1. A retail store manager with Petrie Stores, Inc, wants to develop a multiple regression model to predict the amount of sales of a product per month Y from monthly advertising expenditures X1 and whether the month was December (coded 1) or another month (coded 0) X2. The multiple regression results are presented below. *will attach*
(a) Construct a scatterplot between sales (Y) and advertising expenditures (X1). See data to the right. Provide a standard evaluation of the scatterplot.
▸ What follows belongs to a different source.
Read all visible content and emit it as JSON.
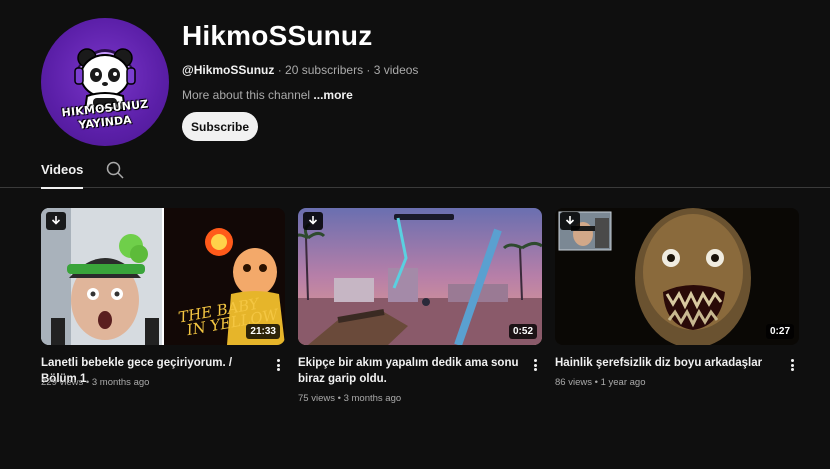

(b) Which of the explanatory variables (if any) are statistically significant (at the .05 level) in explaining product sales per month? Conduct a formal hypothesis test for each estimated regression coefficient.
(c) Give an interpretation (as applicable to the data) for each of the estimated regression coefficients.
(d) How much of the variation of y around ybar can be explained by the regression model?
(e) Conduct an F-Test (.05 level) to test for a globally statistically significant regression equation.
(f) Find the predicted sales per month when advertising expenditures equal $2,000 and the month is July.
(g) Find the predicted sales per month when advertising expenditures equal $2,000 and the month is December.
(h) Provide a brief evaluation of the estimated regression equation. Would the equation be suitable for forecasting?
2. A sociologist was hired by a large city hospital to investigate the relationship between the number of unauthorized days that employees are absent per year Y, and the distance (miles) X1 between home and work for the employees. A sample of 5 employees was chosen, and the following data were collected.
Distance to Work Number of Days Absent
(X1) (Y)
1 8
3 5
8 6
12 5
18 2
(a) Construct a scatterplot using Excel. Provide a standard evaluation of the scatterplot.
(b) Estimate the slope coefficient and intercept term for the regression line that relates number of absent days to distance to work by hand. Express the estimated equation in standard form.
(c) Interpret (as applicable to the data) the estimated slope coefficient and intercept term.
(d) Compute the Errors, Sum of Squared Errors (SSE), Mean Square Error (MSE) and Regression Standard Error (SE).
3. Based on the estimated regression equation in Question Two and the calculated SSE, MSE & SE, does a statistically significant (.05 level) relationship exist between the number of days absent and the distance to work? Hint: Perform a hypothesis test on the slope coefficient.